La pregunta de Alison interrumpe la explicación del doctor, pero este estaría mintiendo si dice que no lo agradece.
—Italia.
Mientras dentro de la sala, la máquina sigue registrando el pulso de Hagen, el médico le explica que un grupo de especialistas ha estado trabajando durante los últimos años en tratamientos destinados a pacientes con alteraciones genéticas poco comunes. No es una cura garantizada ni mucho menos es una solución definitiva, es solo una oportunidad. Pero, Alison ha aprendido que, cuando se trata de Hagen, tomar cualquier oportunidad es su única opción.
—¿Qué tengo que hacer para que Hagen pueda recibirlo?
Si el médico dice que se sorprende de la determinación presente en el tono de voz de Alison, estaría mintiendo, si de algo está muy seguro, es de que nunca podrá volver a nadie que luche con tanta determinación por encontrar una solución médica que tal vez no exista.

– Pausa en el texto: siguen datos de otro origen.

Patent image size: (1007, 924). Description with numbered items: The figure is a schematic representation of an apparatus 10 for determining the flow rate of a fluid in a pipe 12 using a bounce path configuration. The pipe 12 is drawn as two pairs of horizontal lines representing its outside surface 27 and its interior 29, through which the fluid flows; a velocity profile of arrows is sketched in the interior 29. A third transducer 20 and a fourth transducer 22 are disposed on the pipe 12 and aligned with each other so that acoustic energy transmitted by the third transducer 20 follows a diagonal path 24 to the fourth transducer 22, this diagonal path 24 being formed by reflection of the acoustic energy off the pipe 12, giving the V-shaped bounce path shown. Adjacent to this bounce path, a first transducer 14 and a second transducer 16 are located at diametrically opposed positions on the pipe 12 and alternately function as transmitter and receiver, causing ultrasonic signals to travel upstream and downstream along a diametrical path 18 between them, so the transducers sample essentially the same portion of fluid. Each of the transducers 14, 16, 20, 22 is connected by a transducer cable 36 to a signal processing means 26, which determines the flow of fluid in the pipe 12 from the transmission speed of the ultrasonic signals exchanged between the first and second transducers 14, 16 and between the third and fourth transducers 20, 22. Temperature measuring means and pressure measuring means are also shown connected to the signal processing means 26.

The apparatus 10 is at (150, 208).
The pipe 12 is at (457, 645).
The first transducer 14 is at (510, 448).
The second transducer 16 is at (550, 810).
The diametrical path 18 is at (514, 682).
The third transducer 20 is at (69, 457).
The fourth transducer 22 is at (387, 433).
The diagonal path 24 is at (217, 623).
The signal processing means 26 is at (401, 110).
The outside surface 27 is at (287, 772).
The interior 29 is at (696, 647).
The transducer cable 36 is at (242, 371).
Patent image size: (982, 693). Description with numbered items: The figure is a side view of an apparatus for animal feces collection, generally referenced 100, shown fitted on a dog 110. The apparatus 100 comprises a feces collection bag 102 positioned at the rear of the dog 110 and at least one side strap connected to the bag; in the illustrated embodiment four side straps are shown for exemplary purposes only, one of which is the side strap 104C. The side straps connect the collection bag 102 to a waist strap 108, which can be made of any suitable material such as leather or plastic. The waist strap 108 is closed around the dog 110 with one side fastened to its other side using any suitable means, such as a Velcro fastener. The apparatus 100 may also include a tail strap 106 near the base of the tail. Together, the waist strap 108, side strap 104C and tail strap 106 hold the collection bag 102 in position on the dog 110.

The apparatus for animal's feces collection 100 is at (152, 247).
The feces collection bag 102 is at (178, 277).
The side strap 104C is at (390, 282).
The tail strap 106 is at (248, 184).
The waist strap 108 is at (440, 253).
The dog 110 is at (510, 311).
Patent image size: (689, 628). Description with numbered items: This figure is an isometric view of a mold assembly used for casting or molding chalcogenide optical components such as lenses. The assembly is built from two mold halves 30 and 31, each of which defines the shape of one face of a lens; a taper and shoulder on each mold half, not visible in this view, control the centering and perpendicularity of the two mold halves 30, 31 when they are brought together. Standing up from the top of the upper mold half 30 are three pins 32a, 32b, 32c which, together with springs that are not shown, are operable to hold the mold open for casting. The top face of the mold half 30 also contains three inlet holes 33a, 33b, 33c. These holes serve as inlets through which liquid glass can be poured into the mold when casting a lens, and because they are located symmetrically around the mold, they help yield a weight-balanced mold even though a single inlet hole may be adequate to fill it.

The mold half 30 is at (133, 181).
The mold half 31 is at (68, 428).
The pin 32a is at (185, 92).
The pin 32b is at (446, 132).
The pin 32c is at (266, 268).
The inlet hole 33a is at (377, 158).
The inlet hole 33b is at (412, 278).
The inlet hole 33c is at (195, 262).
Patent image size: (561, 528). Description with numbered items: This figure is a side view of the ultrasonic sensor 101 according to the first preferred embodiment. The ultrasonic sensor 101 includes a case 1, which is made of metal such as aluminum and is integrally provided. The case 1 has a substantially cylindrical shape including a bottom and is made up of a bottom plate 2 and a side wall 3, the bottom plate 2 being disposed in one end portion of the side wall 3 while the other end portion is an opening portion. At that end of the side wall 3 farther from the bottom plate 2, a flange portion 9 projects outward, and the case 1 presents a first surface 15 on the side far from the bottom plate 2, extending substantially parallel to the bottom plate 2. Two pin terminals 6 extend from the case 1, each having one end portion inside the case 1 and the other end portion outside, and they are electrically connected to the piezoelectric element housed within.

Aun así, duda un momento sobre como responder a su pregunta, para Alison, ese pequeño gesto es suficiente para que ella se prepare para lo peor.
—El tratamiento es costoso.
Alison no sabe si con esa palabra debe llorar o reír.
Costoso.
Una palabra pequeña calificar algo que probablemente está totalmente fuera de su alcance.
—¿Cuánto?
Pero la respuesta del médico no llega de manera verbal. Ve como el médico rebusca entre los documentos que tiene en la carpeta hasta que encuentra lo que busca y le entrega un folleto con la información y luego le dice el monto solo para una semana de tratamiento.
Ella observa el folleto y procesa la cifra. No dice nada de inmediato, no porque no tenga nada para decir, sino porque simplemente no puede, porque su mente comienza a hacer cálculos automáticamente: los ahorros que le quedan, las facturas pendientes, los medicamentos, las tres jodidas hipotecas que tiene sobre la casa que le heredara su abuela, los gastos del hospital, los turnos dobles que ha tomado en la cafetería durante los últimos meses… y la conclusión llega demasiado rápido.
«No alcanza.»
Ni siquiera vendiendo lo poco que conserva. Ni siquiera trabajando el doble. Simplemente, no le alcanza.
Alison aparta la mirada del folleto y busca a su hijo quien se encuentra tendido sobre la camilla mientras la enfermera coloca el scanner sobre su cabeza, luego, devuelve el folleto con una calma que no refleja lo que en realidad siente.
—¿Cuánto tiempo tengo para reunir el dinero?
El médico toma el folleto y mantiene su mirada fija en la de ella.
—Como le dije Señora Hannigan, es solo un experimental, no es una promesa de cura —pero sus palabras mueren cuando ve la determinación en la mirada de Alison. Dejando salir un pesado suspiro asiente al entender—. Si está decidida a intentarlo, sugeriría comenzar pronto, como le dije, el tratamiento que se lleve hoy, puede durar algunas semanas…o tal vez no.